Ehrung bei EU-Breitband-Wettbewerb
Vorbildliches Projekt schafft es ins Finale

Senden/Brüssel -

Den Titel räumte Senden nicht ab, gehört aber zu den drei Finalisten beim Wettstreit um den Europäischen Breitband-Preis, den die EU-Kommission an ein Projekt im Baskenland vergab.

Mittwoch, 04.12.2019, 06:00 Uhr aktualisiert: 04.12.2019, 17:16 Uhr
Bürgermeister Sebastian Täger nimmt die Auszeichnung für Senden als „Finalist“ des EU-Breitband-Wettbewerbs in Brüssel entgegen.
Bürgermeister Sebastian Täger nimmt die Auszeichnung für Senden als „Finalist“ des EU-Breitband-Wettbewerbs in Brüssel entgegen. Foto: Esser

Für einen Podestplatz reichte es, wenn auch nicht ganz oben auf dem Treppchen. Die Gemeinde Senden qualifizierte sich für die Endauswahl unter den Bewerbern beim „Europäischen Breitband Preis“. Dass es die smarte Glasfaser-Kommune aus dem Münsterland in die Endauswahl der besten drei geschafft hatte, wussten Bürgermeister Sebastian Täger und Wirtschaftsförderer Niklas Esser , als sie am Montag zu ihrer Dienstreise nach Brüssel starteten. Die Hoffnung auf den Sieg erfüllte sich zwar nicht, „aber es hat sich trotzdem gelohnt“, lautet das Fazit.

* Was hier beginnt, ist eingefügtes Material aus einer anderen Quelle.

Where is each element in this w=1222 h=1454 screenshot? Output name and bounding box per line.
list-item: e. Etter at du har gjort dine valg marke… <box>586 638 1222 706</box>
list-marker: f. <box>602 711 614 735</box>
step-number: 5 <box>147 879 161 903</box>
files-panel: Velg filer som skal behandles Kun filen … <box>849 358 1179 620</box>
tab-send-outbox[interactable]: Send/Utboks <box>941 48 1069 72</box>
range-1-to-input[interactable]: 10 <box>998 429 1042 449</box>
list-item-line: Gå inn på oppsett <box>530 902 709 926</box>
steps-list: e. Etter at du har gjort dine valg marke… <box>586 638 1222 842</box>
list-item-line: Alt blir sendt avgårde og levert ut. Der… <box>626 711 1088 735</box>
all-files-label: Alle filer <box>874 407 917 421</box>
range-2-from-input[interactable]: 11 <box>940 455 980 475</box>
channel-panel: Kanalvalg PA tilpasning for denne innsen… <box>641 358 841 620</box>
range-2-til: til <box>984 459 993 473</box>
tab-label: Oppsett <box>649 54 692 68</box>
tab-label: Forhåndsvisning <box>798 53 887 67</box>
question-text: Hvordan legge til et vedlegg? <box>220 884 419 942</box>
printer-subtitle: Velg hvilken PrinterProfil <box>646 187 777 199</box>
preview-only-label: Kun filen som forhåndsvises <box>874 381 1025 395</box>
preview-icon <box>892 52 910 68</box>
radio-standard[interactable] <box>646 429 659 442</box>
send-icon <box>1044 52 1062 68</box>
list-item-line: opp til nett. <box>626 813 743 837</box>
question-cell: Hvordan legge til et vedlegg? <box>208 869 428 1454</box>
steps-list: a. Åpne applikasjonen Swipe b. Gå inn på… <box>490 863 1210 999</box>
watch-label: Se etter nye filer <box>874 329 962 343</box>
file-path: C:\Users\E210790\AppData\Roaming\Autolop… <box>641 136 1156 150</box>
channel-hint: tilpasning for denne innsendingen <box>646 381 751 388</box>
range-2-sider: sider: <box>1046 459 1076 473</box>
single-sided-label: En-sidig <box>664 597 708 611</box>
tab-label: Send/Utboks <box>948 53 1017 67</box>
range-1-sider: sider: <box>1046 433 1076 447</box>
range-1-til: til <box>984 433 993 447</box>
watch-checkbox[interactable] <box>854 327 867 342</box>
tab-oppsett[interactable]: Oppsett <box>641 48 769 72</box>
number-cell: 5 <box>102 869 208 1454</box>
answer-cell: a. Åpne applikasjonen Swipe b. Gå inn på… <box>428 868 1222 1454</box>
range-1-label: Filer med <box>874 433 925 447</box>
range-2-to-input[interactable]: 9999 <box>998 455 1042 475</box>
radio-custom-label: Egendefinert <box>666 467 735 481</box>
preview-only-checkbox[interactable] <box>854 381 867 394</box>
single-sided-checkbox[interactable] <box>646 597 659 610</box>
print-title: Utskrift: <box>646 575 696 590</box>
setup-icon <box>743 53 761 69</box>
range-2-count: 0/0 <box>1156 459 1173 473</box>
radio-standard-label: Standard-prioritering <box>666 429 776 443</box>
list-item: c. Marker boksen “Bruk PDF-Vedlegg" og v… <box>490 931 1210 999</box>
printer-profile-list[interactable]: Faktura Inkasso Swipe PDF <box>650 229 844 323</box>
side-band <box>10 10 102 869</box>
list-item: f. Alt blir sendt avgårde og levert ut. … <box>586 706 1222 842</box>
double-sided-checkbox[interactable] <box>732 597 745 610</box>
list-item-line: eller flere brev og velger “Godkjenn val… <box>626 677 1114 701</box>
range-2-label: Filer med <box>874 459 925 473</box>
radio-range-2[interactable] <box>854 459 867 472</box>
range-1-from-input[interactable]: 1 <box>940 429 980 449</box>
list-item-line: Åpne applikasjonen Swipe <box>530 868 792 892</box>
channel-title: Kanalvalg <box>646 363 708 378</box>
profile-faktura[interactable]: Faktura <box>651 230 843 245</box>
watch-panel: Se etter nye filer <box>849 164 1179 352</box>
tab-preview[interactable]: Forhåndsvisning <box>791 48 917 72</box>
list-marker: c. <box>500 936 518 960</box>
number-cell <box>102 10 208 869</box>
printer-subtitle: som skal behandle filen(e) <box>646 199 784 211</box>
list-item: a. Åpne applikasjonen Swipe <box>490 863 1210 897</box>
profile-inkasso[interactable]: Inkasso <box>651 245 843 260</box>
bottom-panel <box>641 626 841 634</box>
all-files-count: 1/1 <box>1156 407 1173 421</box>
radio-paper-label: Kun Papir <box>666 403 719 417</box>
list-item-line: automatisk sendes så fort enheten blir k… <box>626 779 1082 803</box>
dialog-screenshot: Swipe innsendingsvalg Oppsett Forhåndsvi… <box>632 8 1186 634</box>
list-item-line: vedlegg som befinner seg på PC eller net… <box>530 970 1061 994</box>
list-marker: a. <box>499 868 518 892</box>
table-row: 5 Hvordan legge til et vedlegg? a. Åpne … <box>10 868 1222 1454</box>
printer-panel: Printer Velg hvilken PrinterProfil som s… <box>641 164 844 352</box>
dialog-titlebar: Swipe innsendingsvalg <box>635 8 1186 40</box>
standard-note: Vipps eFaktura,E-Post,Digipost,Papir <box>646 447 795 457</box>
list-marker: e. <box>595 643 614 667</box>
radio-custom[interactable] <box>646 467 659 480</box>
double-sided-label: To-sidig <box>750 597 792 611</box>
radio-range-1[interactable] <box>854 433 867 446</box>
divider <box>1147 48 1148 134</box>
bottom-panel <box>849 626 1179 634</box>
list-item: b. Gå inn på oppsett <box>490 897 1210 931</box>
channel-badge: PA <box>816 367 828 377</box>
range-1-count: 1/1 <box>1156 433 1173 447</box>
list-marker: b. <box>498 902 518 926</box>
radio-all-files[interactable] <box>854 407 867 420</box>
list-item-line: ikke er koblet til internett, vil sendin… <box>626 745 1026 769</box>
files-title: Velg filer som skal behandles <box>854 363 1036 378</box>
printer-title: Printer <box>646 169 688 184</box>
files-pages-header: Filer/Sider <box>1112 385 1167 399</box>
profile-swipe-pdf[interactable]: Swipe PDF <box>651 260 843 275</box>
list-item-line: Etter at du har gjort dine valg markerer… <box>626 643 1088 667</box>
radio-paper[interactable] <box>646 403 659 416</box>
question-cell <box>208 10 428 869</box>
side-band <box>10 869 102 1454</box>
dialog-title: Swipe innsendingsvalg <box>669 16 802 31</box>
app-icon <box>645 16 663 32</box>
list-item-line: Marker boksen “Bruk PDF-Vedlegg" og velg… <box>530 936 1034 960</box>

Zahlreiche Bewerber im Rennen

Immerhin ergatterte Senden einen Preis als „Finalist“ des „European Broadband Awards 2019“. Eine Abstufung jenseits des ersten Preisträgers nahm der Auslober nicht vor. Aufgerufen zu dem Wettbewerb hatte die EU-Kommission . Mit erheblicher Resonanz: 240 Bewerbungen gingen in fünf Kategorien ein – die meisten in Gruppe drei, bei der auch Senden seinen Hut in den Ring warf. Darin geht es um „sozio-ökonomische Auswirkungen von Breitbandanschlüssen in ländlichen oder abgeschiedenen Regionen“. Seine Ehrung hat Senden für die komplett flächendeckende Versorgung mit Glasfaser gewonnen, die nicht nur die dicht besiedelten Gebiete umfasst, sondern auch den Außenbereich. Insbesondere die Verzahnung von bürgerschaftlichem Engagement der Anrainer in den „Buddelvereinen“ mit den Profis von der Deutschen Glasfaser und unter Flankierung und Begleitung durch die Gemeindeverwaltung habe die Jury der EU-Kommission überzeugt, so Täger. Mit dieser Form der Kooperation und die technische Durchführung mit einem Pflug leistete Senden Pionierarbeit im Kreisgebiet und weit darüber hinaus. Die NRW-Landesregierung, vertreten durch Wirtschaftsminister Andreas Pinkwart, aber auch das gleiche Ressort in Niedersachsen schaute sich in den vergangenen Monaten Senden als Vorbild für den Breitband-Ausbau im ländlichen Raum an.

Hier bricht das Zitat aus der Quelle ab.